あの面は、すごいと思えるけれど、あっちの面がちょっとと思う人はたくさんいます。
仕事は素晴らしくできる人なのに、その恋愛観はちょっと……と思ったり、その人の営業姿勢は本当に真似したいなぁと思わせられるものだけど、デスクワークはミスばかりだったり。

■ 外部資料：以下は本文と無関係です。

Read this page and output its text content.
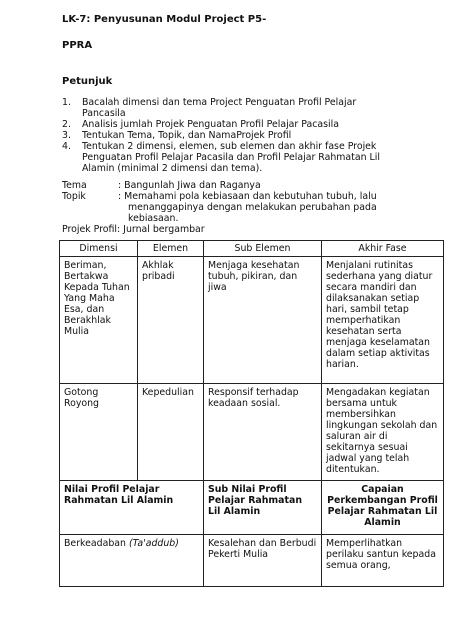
LK-7: Penyusunan Modul Project P5-
PPRA
Petunjuk
1. Bacalah dimensi dan tema Project Penguatan Profil Pelajar
Pancasila
2. Analisis jumlah Projek Penguatan Profil Pelajar Pacasila
3. Tentukan Tema, Topik, dan NamaProjek Profil
4. Tentukan 2 dimensi, elemen, sub elemen dan akhir fase Projek
Penguatan Profil Pelajar Pacasila dan Profil Pelajar Rahmatan Lil
Alamin (minimal 2 dimensi dan tema).
Tema	: Bangunlah Jiwa dan Raganya
Topik	: Memahami pola kebiasaan dan kebutuhan tubuh, lalu
menanggapinya dengan melakukan perubahan pada
kebiasaan.
Projek Profil: Jurnal bergambar
Dimensi	Elemen	Sub Elemen	Akhir Fase
Beriman, Bertakwa Kepada Tuhan Yang Maha Esa, dan Berakhlak Mulia	Akhlak pribadi	Menjaga kesehatan tubuh, pikiran, dan jiwa	Menjalani rutinitas sederhana yang diatur secara mandiri dan dilaksanakan setiap hari, sambil tetap memperhatikan kesehatan serta menjaga keselamatan dalam setiap aktivitas harian.
Gotong Royong	Kepedulian	Responsif terhadap keadaan sosial.	Mengadakan kegiatan bersama untuk membersihkan lingkungan sekolah dan saluran air di sekitarnya sesuai jadwal yang telah ditentukan.
Nilai Profil Pelajar Rahmatan Lil Alamin		Sub Nilai Profil Pelajar Rahmatan Lil Alamin	Capaian Perkembangan Profil Pelajar Rahmatan Lil Alamin
Berkeadaban (Ta'addub)		Kesalehan dan Berbudi Pekerti Mulia	Memperlihatkan perilaku santun kepada semua orang,
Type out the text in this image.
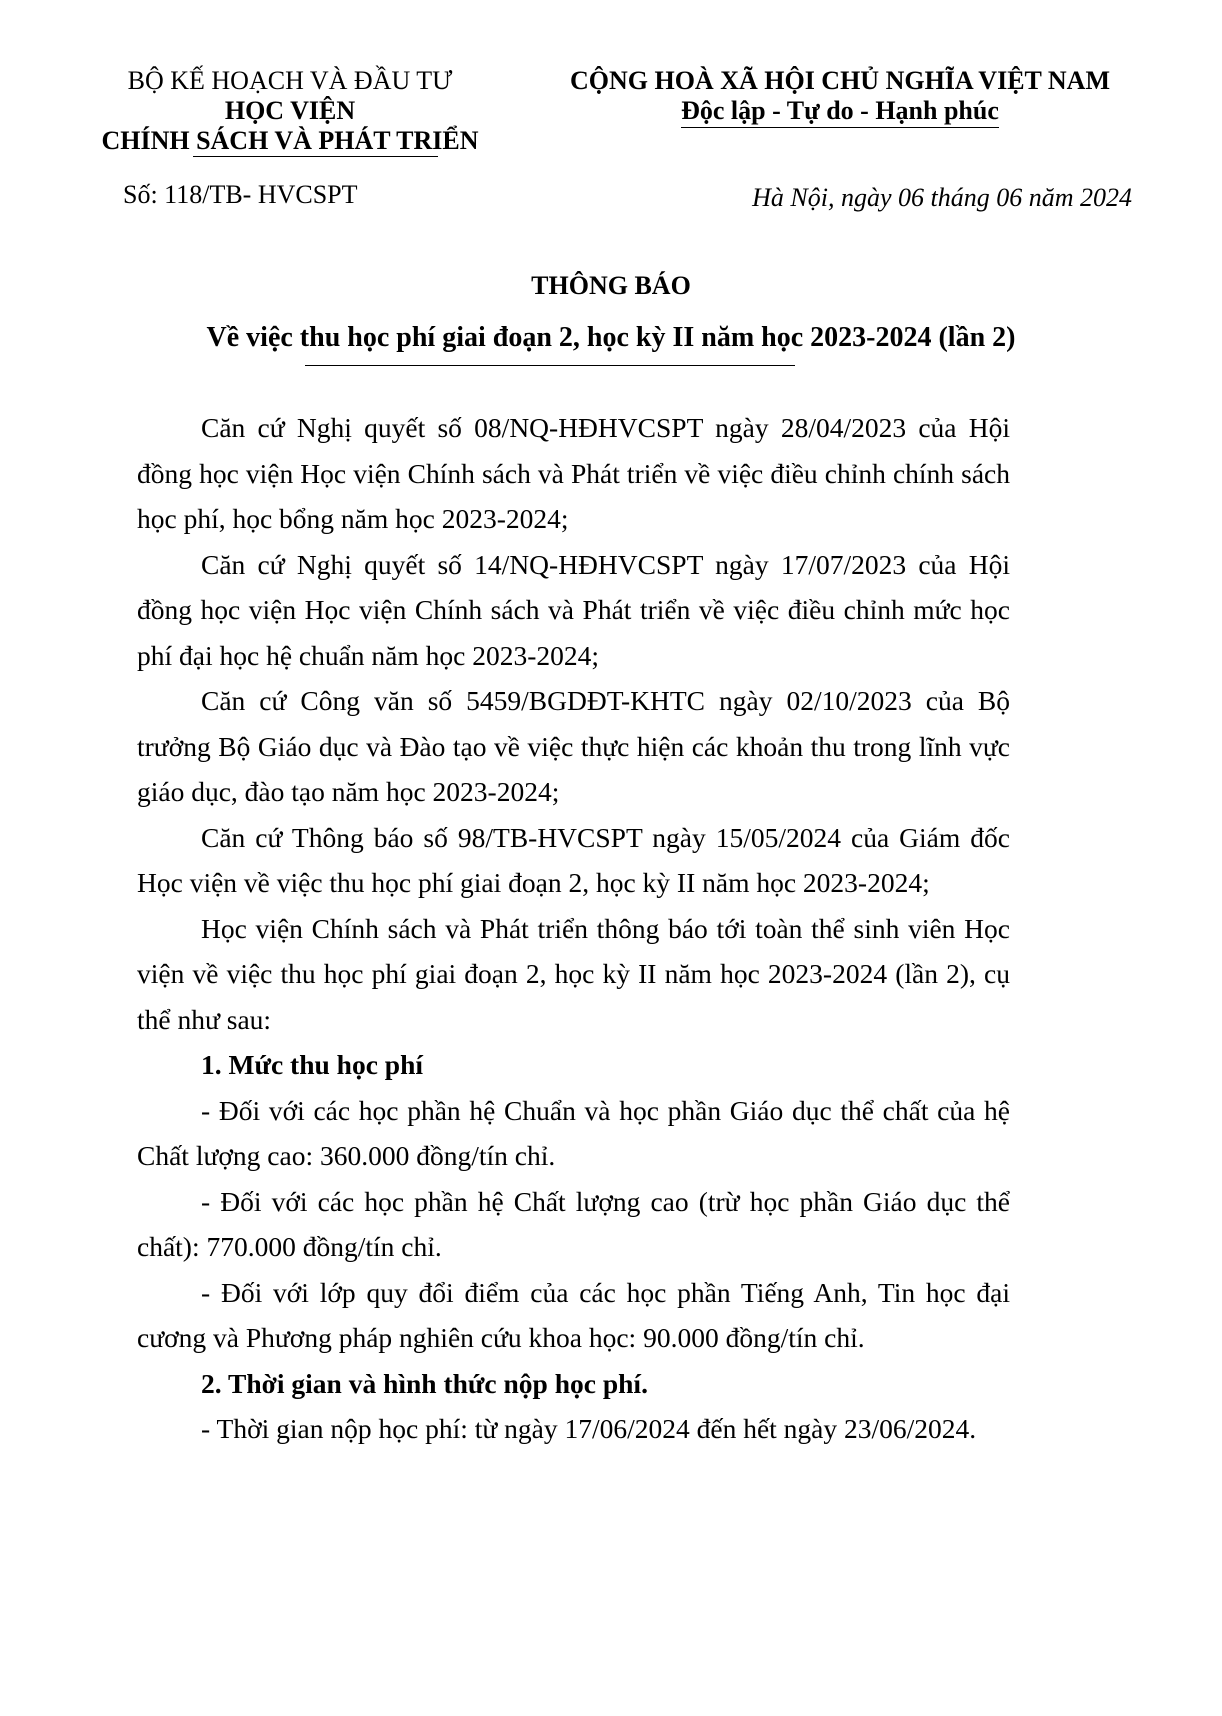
BỘ KẾ HOẠCH VÀ ĐẦU TƯ
HỌC VIỆN
CHÍNH SÁCH VÀ PHÁT TRIỂN
CỘNG HOÀ XÃ HỘI CHỦ NGHĨA VIỆT NAM
Độc lập - Tự do - Hạnh phúc
Số: 118/TB- HVCSPT	Hà Nội, ngày 06 tháng 06 năm 2024
THÔNG BÁO
Về việc thu học phí giai đoạn 2, học kỳ II năm học 2023-2024 (lần 2)

Căn cứ Nghị quyết số 08/NQ-HĐHVCSPT ngày 28/04/2023 của Hội đồng học viện Học viện Chính sách và Phát triển về việc điều chỉnh chính sách học phí, học bổng năm học 2023-2024;

Căn cứ Nghị quyết số 14/NQ-HĐHVCSPT ngày 17/07/2023 của Hội đồng học viện Học viện Chính sách và Phát triển về việc điều chỉnh mức học phí đại học hệ chuẩn năm học 2023-2024;

Căn cứ Công văn số 5459/BGDĐT-KHTC ngày 02/10/2023 của Bộ trưởng Bộ Giáo dục và Đào tạo về việc thực hiện các khoản thu trong lĩnh vực giáo dục, đào tạo năm học 2023-2024;

Căn cứ Thông báo số 98/TB-HVCSPT ngày 15/05/2024 của Giám đốc Học viện về việc thu học phí giai đoạn 2, học kỳ II năm học 2023-2024;

Học viện Chính sách và Phát triển thông báo tới toàn thể sinh viên Học viện về việc thu học phí giai đoạn 2, học kỳ II năm học 2023-2024 (lần 2), cụ thể như sau:

1. Mức thu học phí

- Đối với các học phần hệ Chuẩn và học phần Giáo dục thể chất của hệ Chất lượng cao: 360.000 đồng/tín chỉ.

- Đối với các học phần hệ Chất lượng cao (trừ học phần Giáo dục thể chất): 770.000 đồng/tín chỉ.

- Đối với lớp quy đổi điểm của các học phần Tiếng Anh, Tin học đại cương và Phương pháp nghiên cứu khoa học: 90.000 đồng/tín chỉ.

2. Thời gian và hình thức nộp học phí.

- Thời gian nộp học phí: từ ngày 17/06/2024 đến hết ngày 23/06/2024.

あれは出来るけど、これはダメ。あれは得意だけど、これは不得手。
でも、人間ってみんなそういうものだし、すべてを完璧にこなせないことがいけないことだと思っているわけではありません。その、得手不得手がその人の個性であり、好かれる部分と好まれない部分を両方持ち合わせている人は、とても魅力的で、とても人間らしく、愛嬌があるとさえ思います。

「憧れる」ということ。
これについては、私はたくさんの人に憧れています。ああ、あの人のああいうことを真似出来たらいいのに、ああ、あの人のああいうようなことが出来ればいいのに。ああいう30代になりたい。ああいう女性になりたい。
私の憧れはたくさんあります。
でも、憧れと尊敬は同じようで、何かが違うような気がする。
それはなにか、憧れは理想であり非現実的であり、ときとして想像や妄想でだって、出来るものであり、尊敬は実際に実在する人物に投影しなければ、抱ける感情ではない気がするからです。


あちらはいいけど、こちらはあまり好きじゃない。
そういう人ならたくさんいる。
好きじゃないところがあるからと言って、その人を全否定するわけでもなく、その人を嫌うわけでもない。むしろ、そのバランスさが時として、好きになれる理由だったりする。
そして、私はその人たちと上手く付き合っていっている。
そういう人間関係の中に、私は「尊敬する人=すべてを良いと思える人」を見つけ出すことが出来るのだろうか。

私に欠けることは、「尊敬する」概念だと思う。
その代わり、私は誰をも否定はしない。
むしろ、全ての人を肯定する。

ただ、たまに「尊敬する人」がいないということに、限界を感じてしまう。
「尊敬する人」がいない自分は、何かの心を失った冷徹な人間になってしまった気がする。
私の尊敬の念は、理想が高すぎるだけなのだろうか。
私の尊敬の念は、完璧な人間を求めすぎているのだろうか。